The BBC had a public war of words with Channel 4 today over The Great British Bake Off's move to its rival broadcaster.
The world is still reeling from Bake Off's shock move to C4 after seven years at the BBC - which saw it grow from a niche cookery contest to the UK's highest-rating show, attracting up to 15million viewers.
Today chiefs from both networks came face-to-face in public for the first time since the news was announced two weeks ago, and ended up having a tense argument.
Speaking at a Royal Television Society conference, the BBC's Director of Strategy, James Purnell, argued that C4 should now face slightly tighter regulations.
"We feel Channel 4 should clearly be less regulated, because they're not taking public money, but I think there's now a question to look at about whether the balance is right," he commented.
He also claimed that C4 has compromised its 'Born Risky' ethos, saying: "I think there's real questions about whether Bake Off qualifies for that, and I think you have given ammunition to people who want to privatise Channel 4."
However, C4's Chief Creative Officer, Jay Hunt, reiterated that it needs profitable shows in order to fund less commercial programming - and pointed out that it was Bake Off's maker, Love Productions, that chose to leave the BBC.

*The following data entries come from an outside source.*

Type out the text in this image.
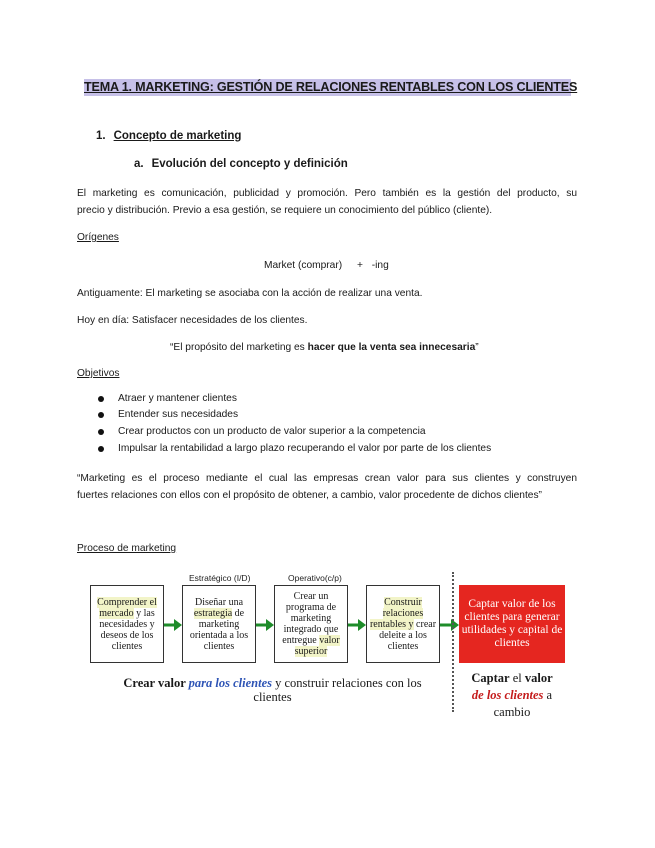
TEMA 1. MARKETING: GESTIÓN DE RELACIONES RENTABLES CON LOS CLIENTES
1. Concepto de marketing
a. Evolución del concepto y definición
El marketing es comunicación, publicidad y promoción. Pero también es la gestión del producto, su
precio y distribución. Previo a esa gestión, se requiere un conocimiento del público (cliente).
Orígenes
Market (comprar) + -ing
Antiguamente: El marketing se asociaba con la acción de realizar una venta.
Hoy en día: Satisfacer necesidades de los clientes.
“El propósito del marketing es hacer que la venta sea innecesaria”
Objetivos
Atraer y mantener clientes
Entender sus necesidades
Crear productos con un producto de valor superior a la competencia
Impulsar la rentabilidad a largo plazo recuperando el valor por parte de los clientes
“Marketing es el proceso mediante el cual las empresas crean valor para sus clientes y construyen
fuertes relaciones con ellos con el propósito de obtener, a cambio, valor procedente de dichos clientes”
Proceso de marketing
Estratégico (I/D)	Operativo(c/p)
Comprender el mercado y las necesidades y deseos de los clientes
Diseñar una estrategia de marketing orientada a los clientes
Crear un programa de marketing integrado que entregue valor superior
Construir relaciones rentables y crear deleite a los clientes
Captar valor de los clientes para generar utilidades y capital de clientes
Crear valor para los clientes y construir relaciones con los clientes
Captar el valor
de los clientes a cambio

"Channel 4 has existed from the very beginning by operating a very effective cross-subsidy model. Bake Off will be part of that strategy," she said.
"I understand how painful it is to lose franchises, but let's be utterly clear, this is an independent producer who after three years of an increasingly dysfunctional relationship decided they would no longer make the show for you.
"If I was at the BBC, I would be thinking long and hard about how that situation had arisen."
It was recently reported that Love's partnership with the BBC became strained when it accused the corporation of ripping off Bake Off's format for two of its own productions, Hair and The Great Painting Challenge.